In general, feedback throughout CarpentryConnect JHB, and afterwards, was very positive. The five-day event had a total of 108 (47% female) participants including 85 learners and 23 instructors and helpers. 24 out of the 26 public universities in South Africa were represented as well as a representative from the South African National Libraries and two private companies. 39 trainees also participated in the in-person instructor training.
The audience was a wonderful mix of academics, librarians, IT staff, and research office personnel as can be seen in the figure below. Participants were asked to select their discipline according to the outline of academic disciplines available in Wikipedia. In our graph “IT” represents both IT as a support division and IT as an academic department based on how people completed their registration forms.
![Distribution of participants’ disciplines at CarpentryConnect Johannesburg]({{ site.urlimg }}/blog/2019/01/carpentryconnect-jhb-disciplines.png)
There was a lot of interest in bringing The Carpentries to participants’ home institutions at the end of the week. In October 2018 we did a roadshow in follow-up to CarpentryConnect to universities in the Eastern Cape and KwaZulu Natal. To date The Carpentries had been under-represented in these provinces of South Africa, except for the growing community based at the University of KwaZulu Natal.
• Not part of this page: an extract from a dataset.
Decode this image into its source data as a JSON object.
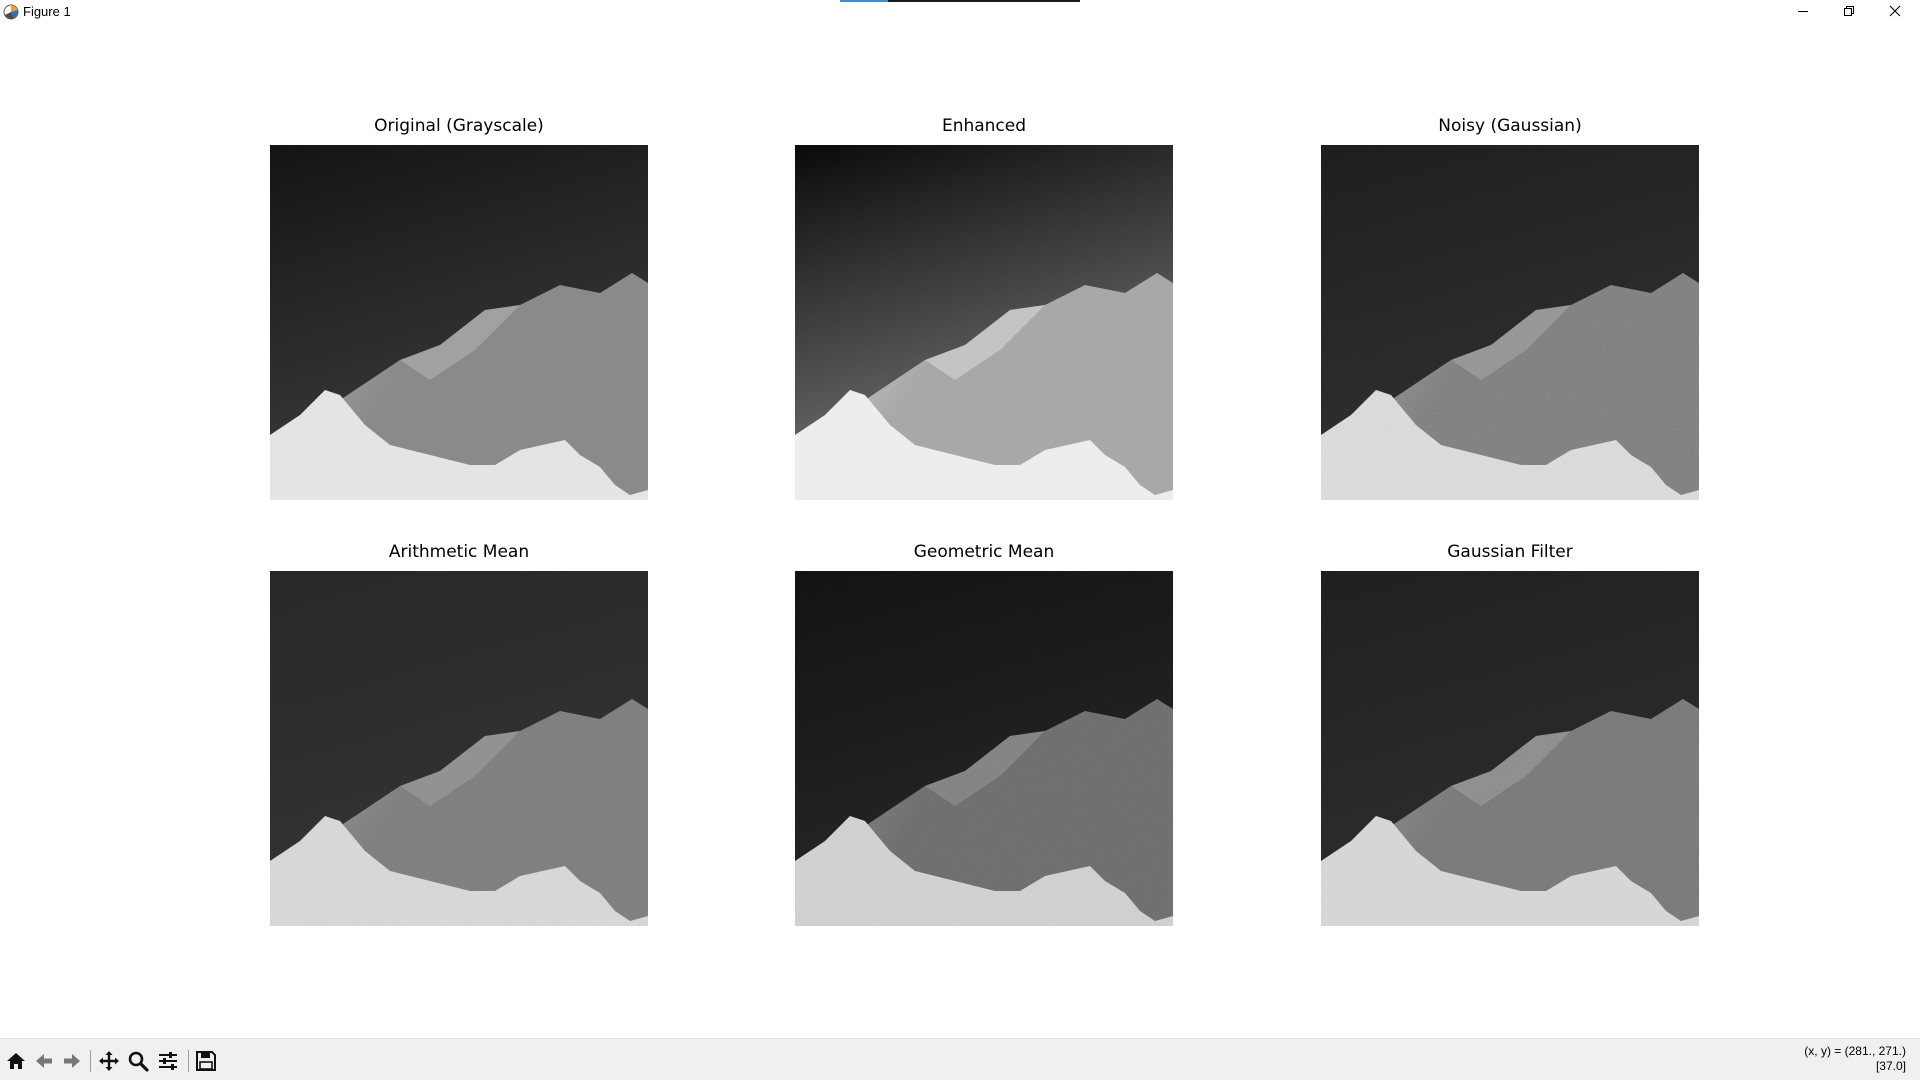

Based on CarpentryConnect and the roadshow, six new workshops were confirmed at various universities with two additional workshops in the pipeline including another round of instructor training.
CarpentryConnect JHB 2018 was a very successful event in the sense of connecting the community. Experienced instructors had an opportunity to meet other instructors from all over the country, new instructors were introduced to the experienced instructors and received some mentoring, and many people who have never heard of the Carpentries before, got a first hand experience not only of a typical Carpentries workshop, but also to the instructor training material, philosophies, and community.
Thanks to everyone who made this event possible and for all the work that’s been done since CarpentryConnect JHB to bring workshops to new institutions!